T-Cell Immune Imbalance in Rheumatoid Arthritis Is Associated with Alterations in NK Cells and NK-Like T Cells Expressing CD38

CD38+ NK (CD3- CD16+ CD38+ CD56+) cells were increased in rheumatoid arthritis (RA), which suppressed Treg cell differentiation. This study explored how CD38+ NK cells regulated CD4+ T-cell differentiation into Treg cells in RA.

This study suggest that the high CD38+ NK cell proportion and low CD38+ NK-like T cell proportion in RA suppress Treg cell differentiation by stimulating mTOR signaling in CD4+ T cells, which consequentially disturbs the immune tolerance.

Proportions of CD38+ NK cells and their counterpart CD38+ NK-like T (CD3+ CD16+ CD38+ CD56+) cells were measured in RA and rats with collagen-induced arthritis (CIA). CD38+ NK cells and CD38+ NK-like T cells were cocultured with CD4+ T cells, respectively.

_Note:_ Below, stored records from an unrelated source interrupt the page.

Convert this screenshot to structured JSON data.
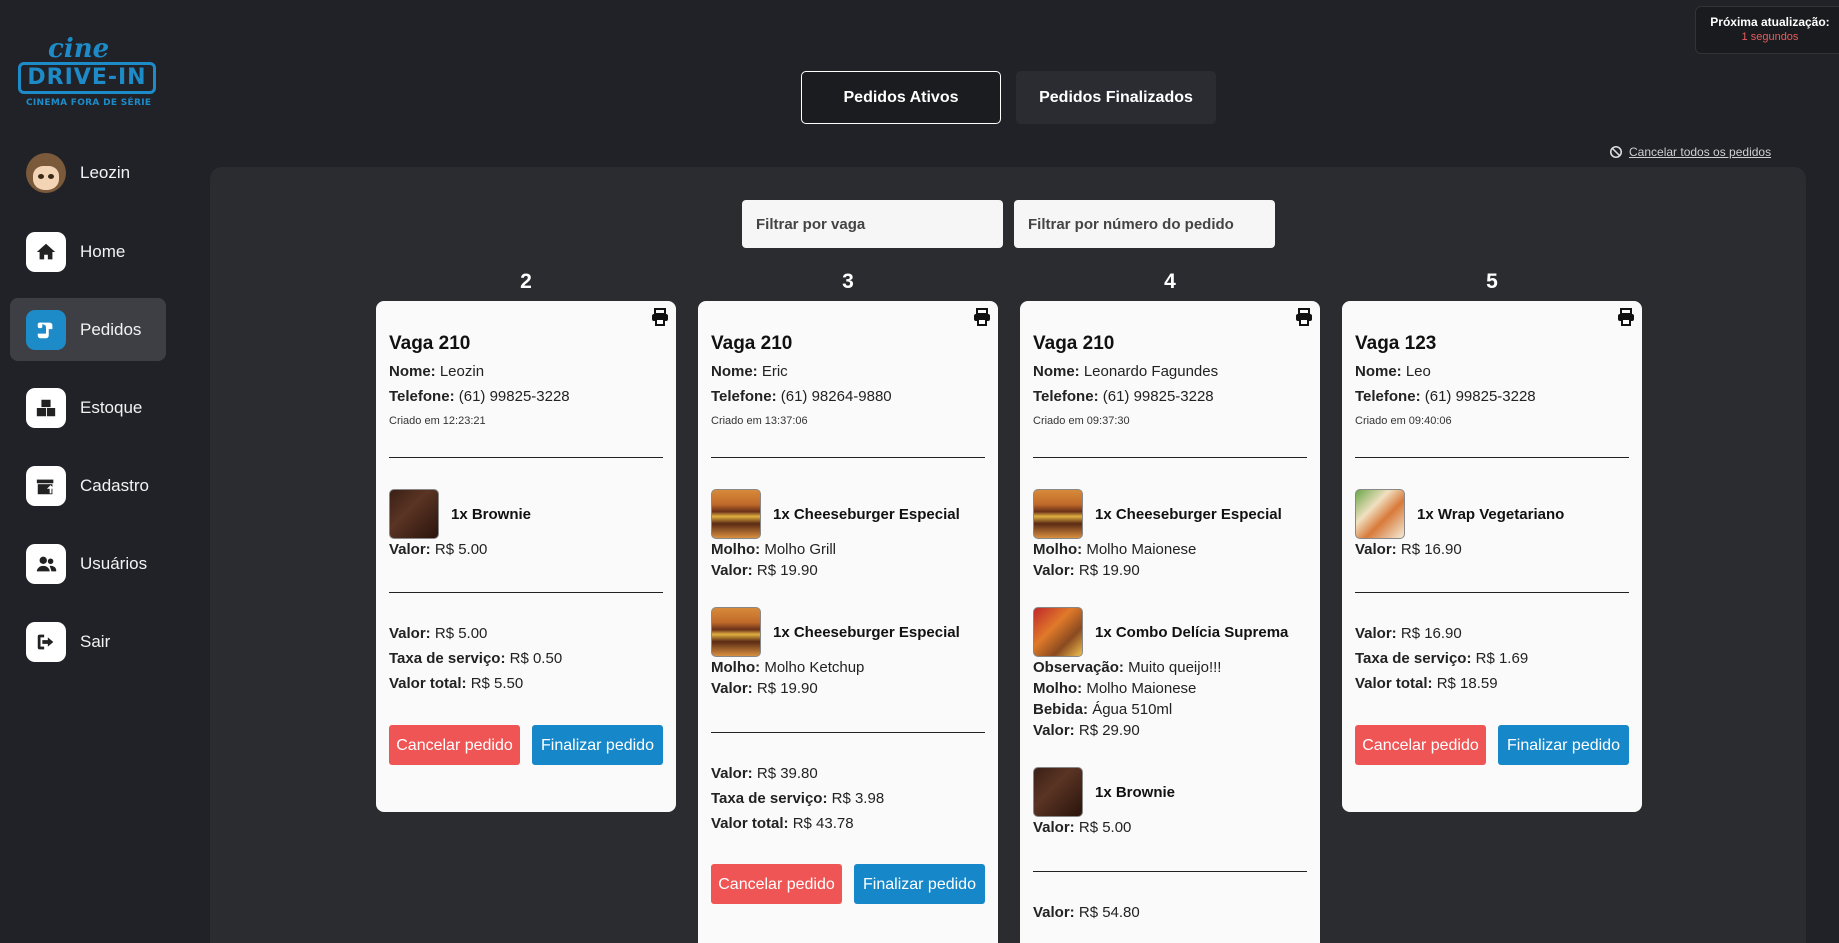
{
  "logo": {
    "cine": "cine",
    "drivein": "DRIVE-IN",
    "tagline": "CINEMA FORA DE SÉRIE"
  },
  "sidebar": {
    "user": "Leozin",
    "items": [
      {
        "label": "Home",
        "icon": "home-icon"
      },
      {
        "label": "Pedidos",
        "icon": "receipt-icon",
        "active": true
      },
      {
        "label": "Estoque",
        "icon": "boxes-icon"
      },
      {
        "label": "Cadastro",
        "icon": "box-upload-icon"
      },
      {
        "label": "Usuários",
        "icon": "users-icon"
      },
      {
        "label": "Sair",
        "icon": "logout-icon"
      }
    ]
  },
  "refresh": {
    "title": "Próxima atualização:",
    "value": "1 segundos"
  },
  "tabs": {
    "active": "Pedidos Ativos",
    "finished": "Pedidos Finalizados"
  },
  "cancel_all": "Cancelar todos os pedidos",
  "filters": {
    "vaga_placeholder": "Filtrar por vaga",
    "num_placeholder": "Filtrar por número do pedido"
  },
  "labels": {
    "nome": "Nome:",
    "telefone": "Telefone:",
    "valor": "Valor:",
    "molho": "Molho:",
    "observacao": "Observação:",
    "bebida": "Bebida:",
    "taxa": "Taxa de serviço:",
    "total": "Valor total:",
    "cancel_btn": "Cancelar pedido",
    "finish_btn": "Finalizar pedido"
  },
  "orders": [
    {
      "number": "2",
      "vaga": "Vaga 210",
      "nome": "Leozin",
      "telefone": "(61) 99825-3228",
      "criado": "Criado em 12:23:21",
      "items": [
        {
          "name": "1x Brownie",
          "img": "brownie",
          "valor": "R$ 5.00"
        }
      ],
      "valor": "R$ 5.00",
      "taxa": "R$ 0.50",
      "total": "R$ 5.50"
    },
    {
      "number": "3",
      "vaga": "Vaga 210",
      "nome": "Eric",
      "telefone": "(61) 98264-9880",
      "criado": "Criado em 13:37:06",
      "items": [
        {
          "name": "1x Cheeseburger Especial",
          "img": "burger",
          "molho": "Molho Grill",
          "valor": "R$ 19.90"
        },
        {
          "name": "1x Cheeseburger Especial",
          "img": "burger",
          "molho": "Molho Ketchup",
          "valor": "R$ 19.90"
        }
      ],
      "valor": "R$ 39.80",
      "taxa": "R$ 3.98",
      "total": "R$ 43.78"
    },
    {
      "number": "4",
      "vaga": "Vaga 210",
      "nome": "Leonardo Fagundes",
      "telefone": "(61) 99825-3228",
      "criado": "Criado em 09:37:30",
      "items": [
        {
          "name": "1x Cheeseburger Especial",
          "img": "burger",
          "molho": "Molho Maionese",
          "valor": "R$ 19.90"
        },
        {
          "name": "1x Combo Delícia Suprema",
          "img": "combo",
          "observacao": "Muito queijo!!!",
          "molho": "Molho Maionese",
          "bebida": "Água 510ml",
          "valor": "R$ 29.90"
        },
        {
          "name": "1x Brownie",
          "img": "brownie",
          "valor": "R$ 5.00"
        }
      ],
      "valor": "R$ 54.80"
    },
    {
      "number": "5",
      "vaga": "Vaga 123",
      "nome": "Leo",
      "telefone": "(61) 99825-3228",
      "criado": "Criado em 09:40:06",
      "items": [
        {
          "name": "1x Wrap Vegetariano",
          "img": "wrap",
          "valor": "R$ 16.90"
        }
      ],
      "valor": "R$ 16.90",
      "taxa": "R$ 1.69",
      "total": "R$ 18.59"
    }
  ]
}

A significantly increased proportion of CD38+ NK cells and a decreased proportion of CD38+ NK-like T cells were detected in RA and CIA blood and synovial fluids. When CD4+ T cells were cocultured with CD38+ NK cells, mammalian target of rapamycin (mTOR) signaling was activated, and Th1/Th2 and Th17/Treg ratios were increased. When CD38+ NK cells were pretreated with anti-CD38 antibody, Treg cell proportion was increased, and Th1/Th2 and Th17/Treg ratios were decreased. CD38+ NK-like T cells showed the opposite results. CD38+ NK cells and CD38+ NK-like-T cells activated differential gene expressions and pathways in CD4+ T cells and initiated Th1 and Th2 cell differentiation by differential gene nodes. Conclusions: This study suggest that the high CD38+ NK cell proportion and low CD38+ NK-like T cell proportion in RA suppress Treg cell differentiation by stimulating mTOR signaling in CD4+ T cells, which consequentially disturbs the immune tolerance.